Un viejo granuja como el gran John
puede esperar sentado en su mecedora del East River durante horas, sin
inmutarse, sin más compañía que su escopeta, su pantalón sujeto con
deshilachados tirantes y su camisa a cuadros, a la sombra de su sombrero de
paja y con una buena brizna de hierba en la boca.
Pobre de algún despistado tordo o
cuervo que se adentre en los dominios del viejo John que, aunque medio sordo
por los tiros que descerrajó matando a cientos de sus alados compañeros,
todavía conserva buena vista para proteger las cosechas de maíz que su sobrino
Vincent planta con mimo cada año.
Hoy la tarde es apática, hace
unas horas la tormenta amenazaba con solemnes rugidos, pero el agua no se
descargó y la paz de la atmósfera sólo se veía turbada una vez más por el
chirrido de la vieja mecedora en las gastadas tablillas del porche.
De pronto, el leñoso crujido
cesó. Inmediatamente, un ávido cuervo escondido en el maizal giró su cabeza
hacia la casa, incrédulo por el cese del sonido avisador de la muerte y por la
estampa de la figura del gran John estática.

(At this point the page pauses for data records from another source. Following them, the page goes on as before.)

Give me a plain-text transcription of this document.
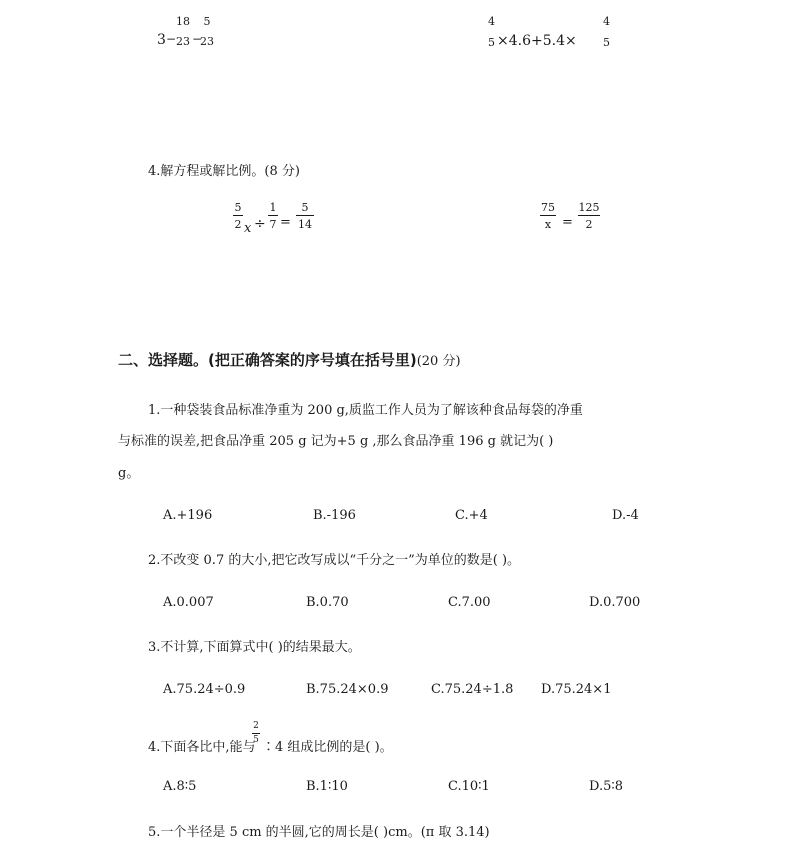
3 −
18
23 −
5
23
4
5 ×4.6+5.4×
4
5
4.解方程或解比例。(8 分)
5
2 x ÷
1
7 =
5
14
75
x =
125
2
二、选择题。(把正确答案的序号填在括号里)(20 分)
1.一种袋装食品标准净重为 200 g,质监工作人员为了解该种食品每袋的净重
与标准的误差,把食品净重 205 g 记为+5 g ,那么食品净重 196 g 就记为( )
g。
A.+196	B.-196	C.+4	D.-4
2.不改变 0.7 的大小,把它改写成以“千分之一”为单位的数是( )。
A.0.007	B.0.70	C.7.00	D.0.700
3.不计算,下面算式中( )的结果最大。
A.75.24÷0.9	B.75.24×0.9	C.75.24÷1.8 D.75.24×1
4.下面各比中,能与
2
5 ∶4 组成比例的是( )。
A.8∶5	B.1∶10	C.10∶1	D.5∶8
5.一个半径是 5 cm 的半圆,它的周长是( )cm。(π 取 3.14)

El ave voló hasta el hombre, que
había dejado de respirar pero conservaba abiertos sus ojillos y agarraba con la
fuerza de su mano nudosa de noventa años la escopeta, siempre cargada y
apuntando al cielo en cuarenta y cinco grados. No se lo pensó mucho el cuervo,
y comenzó a picar con saña los ojos del durante tantos años vigilante y verdugo
de aquellos campos. Se sumaron más pájaros, en tanto número que ensombrecieron
por instantes el cielo, abalanzándose en tropel sobre el cuerpo del viejo,
agitándose debajo de sus gastadas ropas, metiendo sus picos una y otra vez en
los tejidos blandos, sacando tripas y dejando sin hurgar sólo el curtido
pellejo y los huesos.
Cuando no hubo más que devorar,
las aves de rapiña levantaron los livianos restos por encima de la mecedora,
que se balanceó por última vez, vacía. El seco cadáver fue llevado por los
cuervos hasta una rama de un solitario árbol, en mitad de la plantación. Allí
lo sujetaron, colgado, con la escopeta todavía asida por su huesuda mano, los
restos de su gastado cuerpo tapados por la camisa de cuadros, el pantalón apenas
sujeto por los roídos tirantes y el sombrero de paja coronando su todavía
ensangrentada calavera.
Así acabó el viejo John,
ejerciendo como espantapájaros durante una eternidad, soportando las risas de
algún tordo que se acercaba para hurtar unos granos de maíz, sin poder apretar
el gatillo y soltar el furioso plomo, sin poder volver a removerse de placer en
la mecedora ni escupir en su lata oxidada. Tan solo su cuerpo podía agitarse un
poco cuando el aire preludio de la tormenta era benévolo con él.